Per ingannare l’attesa il saggio sovrano decise di farsi asportare le
emorroidi, maledicendo immediatamente la sua decisione quando il morso
delle seghe e dei picconi dei chirurghi toccò la sua carne enfiata.
L’atroce dolore gli strappò ululati sì forti da essere uditi financo nelle
repubbliche baltiche. Nella ridente Lettonia vi era un cavaliero che,
confuso l’ululato del sovrano con il richiamo segreto della fanciulla in
pericolo, accorse a gran velocità. Lo re vide giungere lo
cavaliero, alto e possente, con la chioma al vento, l’armatura in platino
iridio con una cappa bianca e con al collo un sanitario, memoria di un
trionfo in Istambul, che montava un possente roano, il quale tremava
violentemente e recava in culo un brando chiaramente di riserva, aveva un fiero
cipiglio e il volto sicuro di chi pensa "ma perchè cazzo in tutte le
avventure mi deve morire il destriero per il morbo di Parkinson? E perchè
cazzo il sistema del brando nel culo, suggeritomi dal più grande
guaritore lettone non ne frena il moto?".

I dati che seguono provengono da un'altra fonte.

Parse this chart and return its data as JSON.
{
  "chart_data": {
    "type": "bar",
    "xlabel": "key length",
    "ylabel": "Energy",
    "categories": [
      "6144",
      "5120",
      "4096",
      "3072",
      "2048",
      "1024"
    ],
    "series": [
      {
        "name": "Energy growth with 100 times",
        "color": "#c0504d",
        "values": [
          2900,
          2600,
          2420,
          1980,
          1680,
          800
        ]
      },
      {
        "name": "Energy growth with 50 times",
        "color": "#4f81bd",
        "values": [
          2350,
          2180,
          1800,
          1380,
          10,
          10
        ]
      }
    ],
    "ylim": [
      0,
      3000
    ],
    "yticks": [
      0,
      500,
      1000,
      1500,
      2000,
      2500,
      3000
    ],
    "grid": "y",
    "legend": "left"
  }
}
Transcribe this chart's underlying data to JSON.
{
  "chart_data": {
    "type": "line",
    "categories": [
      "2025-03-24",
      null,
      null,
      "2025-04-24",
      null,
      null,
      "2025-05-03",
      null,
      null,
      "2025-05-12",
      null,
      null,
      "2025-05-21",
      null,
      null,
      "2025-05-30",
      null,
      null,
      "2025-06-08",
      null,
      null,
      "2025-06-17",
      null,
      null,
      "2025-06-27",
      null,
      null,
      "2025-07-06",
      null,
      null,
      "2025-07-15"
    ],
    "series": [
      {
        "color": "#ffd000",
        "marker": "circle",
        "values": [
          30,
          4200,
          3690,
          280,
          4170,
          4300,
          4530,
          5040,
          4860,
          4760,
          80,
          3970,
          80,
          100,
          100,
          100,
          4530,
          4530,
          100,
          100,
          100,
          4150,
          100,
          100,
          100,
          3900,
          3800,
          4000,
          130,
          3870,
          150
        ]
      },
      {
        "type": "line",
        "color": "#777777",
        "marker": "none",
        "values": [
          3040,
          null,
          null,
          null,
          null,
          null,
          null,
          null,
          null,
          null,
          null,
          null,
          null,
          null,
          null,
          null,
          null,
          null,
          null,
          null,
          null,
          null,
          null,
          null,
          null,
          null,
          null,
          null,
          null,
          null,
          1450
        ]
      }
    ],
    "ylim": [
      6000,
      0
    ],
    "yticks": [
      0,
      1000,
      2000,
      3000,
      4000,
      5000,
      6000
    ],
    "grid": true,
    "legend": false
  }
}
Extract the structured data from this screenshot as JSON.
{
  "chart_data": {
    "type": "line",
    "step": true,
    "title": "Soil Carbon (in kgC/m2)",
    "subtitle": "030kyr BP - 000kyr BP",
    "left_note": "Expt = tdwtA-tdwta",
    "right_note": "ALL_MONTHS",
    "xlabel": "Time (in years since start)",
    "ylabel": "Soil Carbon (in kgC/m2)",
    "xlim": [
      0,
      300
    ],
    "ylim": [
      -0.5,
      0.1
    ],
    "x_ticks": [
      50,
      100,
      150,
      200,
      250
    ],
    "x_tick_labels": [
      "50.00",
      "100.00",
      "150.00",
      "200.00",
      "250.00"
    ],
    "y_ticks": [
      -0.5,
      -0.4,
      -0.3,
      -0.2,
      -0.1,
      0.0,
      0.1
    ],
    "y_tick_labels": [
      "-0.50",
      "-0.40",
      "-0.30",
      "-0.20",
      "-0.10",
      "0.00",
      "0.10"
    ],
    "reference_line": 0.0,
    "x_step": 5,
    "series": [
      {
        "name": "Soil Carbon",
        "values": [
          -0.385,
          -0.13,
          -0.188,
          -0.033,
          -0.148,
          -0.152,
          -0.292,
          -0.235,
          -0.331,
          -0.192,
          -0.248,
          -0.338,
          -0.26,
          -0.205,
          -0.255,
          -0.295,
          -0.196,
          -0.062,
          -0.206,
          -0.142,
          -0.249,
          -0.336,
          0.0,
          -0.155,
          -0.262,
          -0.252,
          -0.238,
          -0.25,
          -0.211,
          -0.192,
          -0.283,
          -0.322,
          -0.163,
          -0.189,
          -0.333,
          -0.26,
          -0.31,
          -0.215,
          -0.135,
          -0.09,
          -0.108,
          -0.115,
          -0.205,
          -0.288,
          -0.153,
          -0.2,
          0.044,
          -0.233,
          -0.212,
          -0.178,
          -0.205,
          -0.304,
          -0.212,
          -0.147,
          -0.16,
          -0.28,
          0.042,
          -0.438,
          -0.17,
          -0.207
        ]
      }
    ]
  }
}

Non appena lo vide il saggio sovrano riconobbe subito in lui il più
grande cavaliero di lettonia, figura ormai quasi mitica nelle contrade di
Rotterdam; allora i due grandi eroi scoprirono di avere fatto l’asilo
insieme e si abbracciarono frenando a stento le lacrime; nel mentre
passava di lì un vecchio storpio che il più possente cavaliere di Lettonia,
dotato di un forte senso morale, discriminò.